Si se saisit de la ville tantôt et du fort châtel, et mit ses gens dedans et ses garnisons ; et puis se traist à tout son ost par devant la cité de Vennes, et fit tant parler et traiter aux bourgeois et à ceux de Vennes, qu’ils se rendirent à lui et lui firent féauté et hommage comme à leur seigneur. Si établit en la cité toutes manières d’officiers et y séjourna deux jours. Le tiers jour il se partit et alla assiéger un très fort châtel que on appelle la Roche-Periou. Si en étoit châtelain un chevalier et moult gentil homme que on appelle messire Olivier de Clisson, cousin germain au seigneur de Clisson ; et séjourna devant, à siége fait, plus de dix jours que oncques ne put trouver voie par quoi on pût le château gagner, si fort étoit-il ; et si ne pouvoit trouver accord au gentil chevalier par quoi il voulsist obéir à lui, ni par promesses, ni par menaces qu’il lui put faire. Si s’en partit atant le comte, et laissa le siége jusques à tant que plus grand pouvoir lui venroit, et alla assiéger un autre châtel à dix lieues près de là, que on appeloit château d’Auroy ; et en étoit châtelain un moult gentil chevalier que on appeloit messire Geffroy de Malestroit, et avoit à compagnon messire Yvon de Treseguidy. Le dit comte fit assaillir deux fois celui châtel ; mais il vit qu’il y pouvoit plus perdre que gagner ; si s’accorda à une trêve et à jour de parlement, par le pourchas de messire Hervey de Léon, qui adonc étoit avec lui. Le parlement se porta si bien que au dernier ils furent bons amis, et firent les deux chevaliers féauté et hommage au dit comte, et demeurèrent gardiens du dit châtel et de celui pays de par ledit comte.

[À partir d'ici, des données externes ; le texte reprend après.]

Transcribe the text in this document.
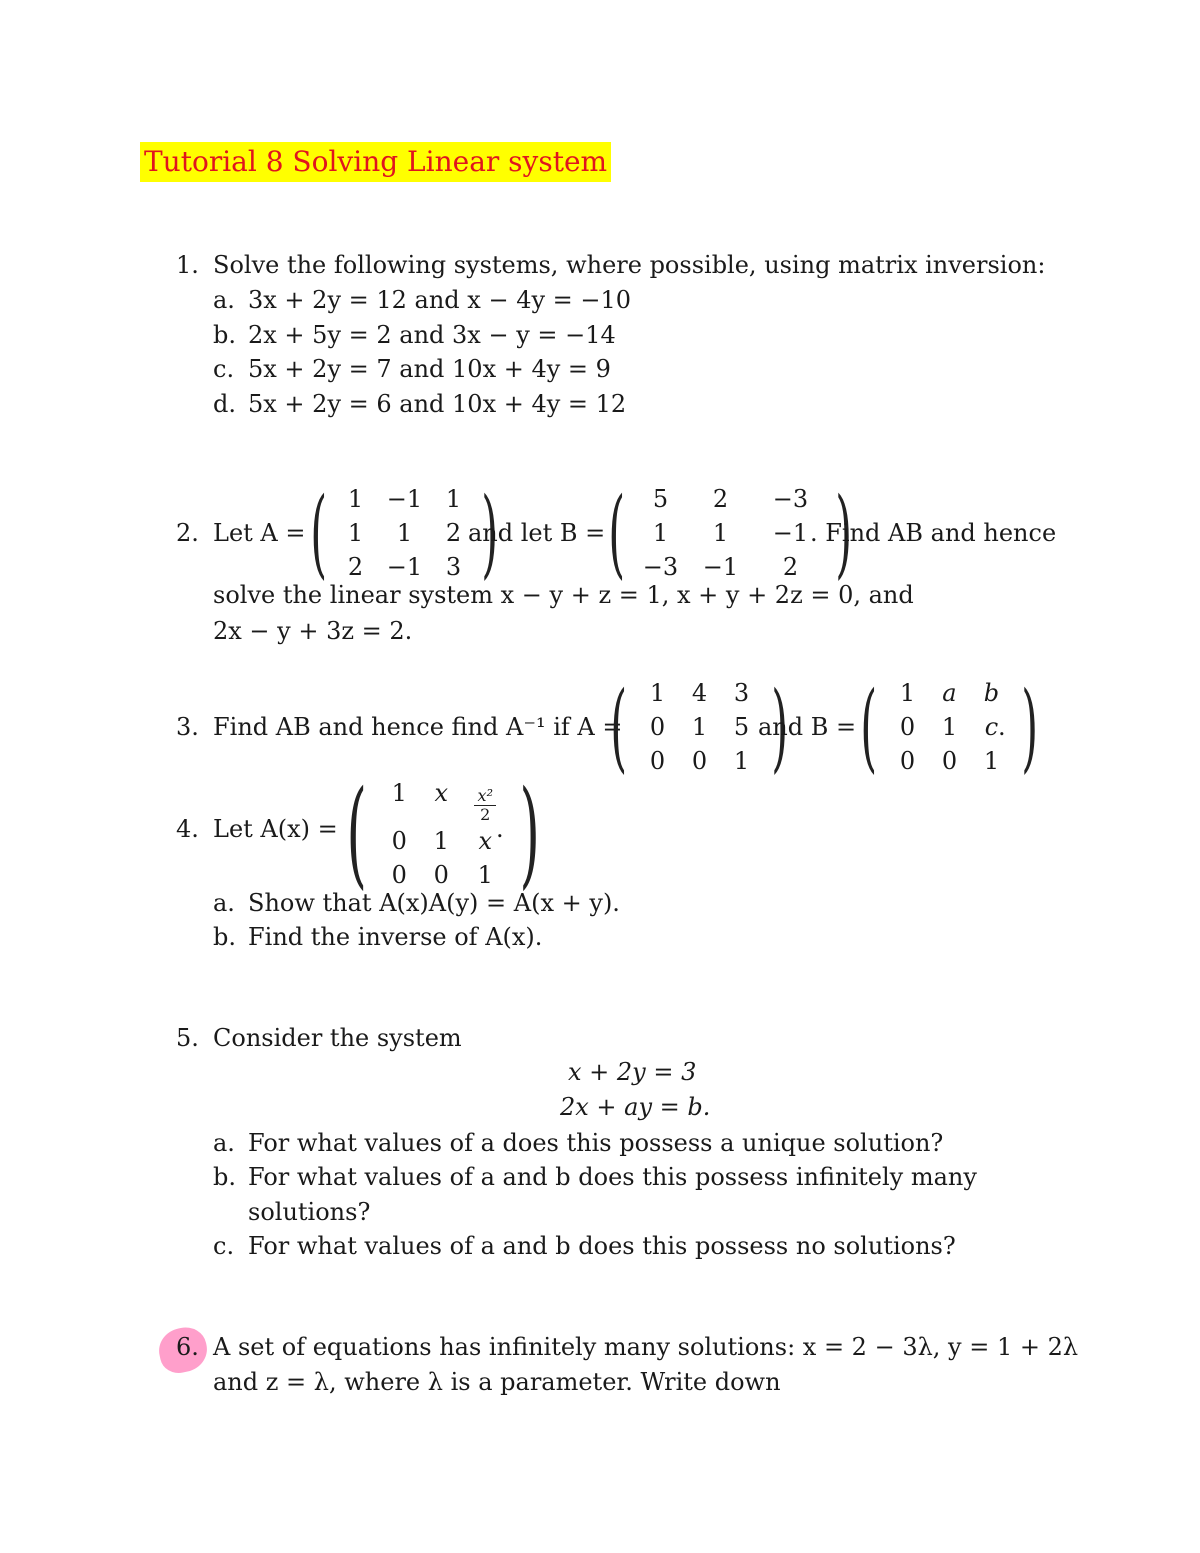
Tutorial 8 Solving Linear system
1. Solve the following systems, where possible, using matrix inversion:
a. 3x + 2y = 12 and x − 4y = −10
b. 2x + 5y = 2 and 3x − y = −14
c. 5x + 2y = 7 and 10x + 4y = 9
d. 5x + 2y = 6 and 10x + 4y = 12
2. Let A = ( 1 −1 1
1	1	2
2 −1 3 )
and let B = (	5	2	−3
1	1	−1
−3	−1	2 )
. Find AB and hence
solve the linear system x − y + z = 1, x + y + 2z = 0, and
2x − y + 3z = 2.
3. Find AB and hence find A⁻¹ if A =
( 1	4	3
0	1	5
0	0	1 )
and B = ( 1	a	b
0	1	c
0	0	1 )
.
4. Let A(x) = (	1	x	$\frac{\text{x²}}{2}$
0	1	x
0	0	1 )
.
a. Show that A(x)A(y) = A(x + y).
b. Find the inverse of A(x).
5. Consider the system
x + 2y = 3
2x + ay = b.
a. For what values of a does this possess a unique solution?
b. For what values of a and b does this possess infinitely many
solutions?
c. For what values of a and b does this possess no solutions?
6. A set of equations has infinitely many solutions: x = 2 − 3λ, y = 1 + 2λ
and z = λ, where λ is a parameter. Write down
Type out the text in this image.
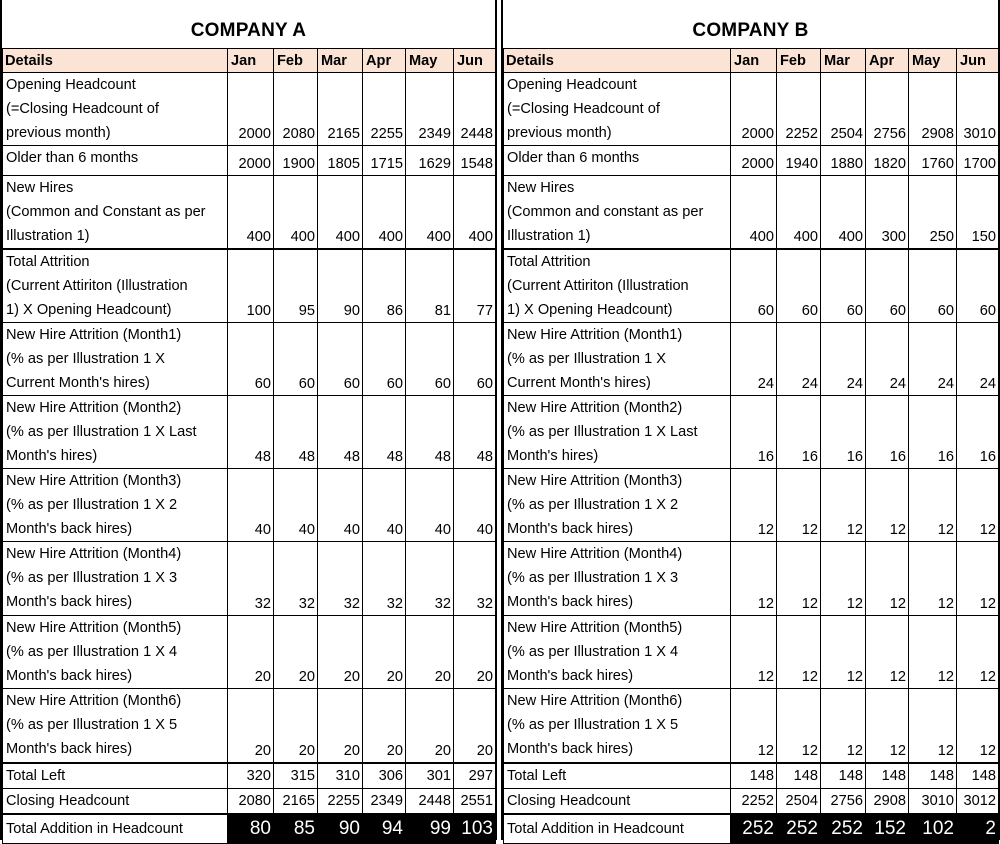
COMPANY A
Details	Jan	Feb	Mar	Apr	May	Jun

Opening Headcount
(=Closing Headcount of
previous month)	2000	2080	2165	2255	2349	2448

Older than 6 months	2000	1900	1805	1715	1629	1548

New Hires
(Common and Constant as per
Illustration 1)	400	400	400	400	400	400

Total Attrition
(Current Attiriton (Illustration
1) X Opening Headcount)	100	95	90	86	81	77

New Hire Attrition (Month1)
(% as per Illustration 1 X
Current Month's hires)	60	60	60	60	60	60

New Hire Attrition (Month2)
(% as per Illustration 1 X Last
Month's hires)	48	48	48	48	48	48

New Hire Attrition (Month3)
(% as per Illustration 1 X 2
Month's back hires)	40	40	40	40	40	40

New Hire Attrition (Month4)
(% as per Illustration 1 X 3
Month's back hires)	32	32	32	32	32	32

New Hire Attrition (Month5)
(% as per Illustration 1 X 4
Month's back hires)	20	20	20	20	20	20

New Hire Attrition (Month6)
(% as per Illustration 1 X 5
Month's back hires)	20	20	20	20	20	20

Total Left	320	315	310	306	301	297

Closing Headcount	2080	2165	2255	2349	2448	2551

Total Addition in Headcount	80	85	90	94	99	103
COMPANY B
Details	Jan	Feb	Mar	Apr	May	Jun

Opening Headcount
(=Closing Headcount of
previous month)	2000	2252	2504	2756	2908	3010

Older than 6 months	2000	1940	1880	1820	1760	1700

New Hires
(Common and constant as per
Illustration 1)	400	400	400	300	250	150

Total Attrition
(Current Attiriton (Illustration
1) X Opening Headcount)	60	60	60	60	60	60

New Hire Attrition (Month1)
(% as per Illustration 1 X
Current Month's hires)	24	24	24	24	24	24

New Hire Attrition (Month2)
(% as per Illustration 1 X Last
Month's hires)	16	16	16	16	16	16

New Hire Attrition (Month3)
(% as per Illustration 1 X 2
Month's back hires)	12	12	12	12	12	12

New Hire Attrition (Month4)
(% as per Illustration 1 X 3
Month's back hires)	12	12	12	12	12	12

New Hire Attrition (Month5)
(% as per Illustration 1 X 4
Month's back hires)	12	12	12	12	12	12

New Hire Attrition (Month6)
(% as per Illustration 1 X 5
Month's back hires)	12	12	12	12	12	12

Total Left	148	148	148	148	148	148

Closing Headcount	2252	2504	2756	2908	3010	3012

Total Addition in Headcount	252	252	252	152	102	2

Atant se partit le comte de là, et mena son ost par devant un autre château assez près de là que on appelle Goy-la-Forêt. Celui qui en étoit châtelain véoit que le comte avoit grand ost et que tout le pays se rendoit à lui ; si que, par l’ennort et conseil messire Hervey de Léon, avec qui il avoit été grand compain en Grenade et en Prusse[1] et en autres étranges contrées, il s’accorda audit comte, et lui fit féauté ; et demeura gardien du dit châtel de par le comte.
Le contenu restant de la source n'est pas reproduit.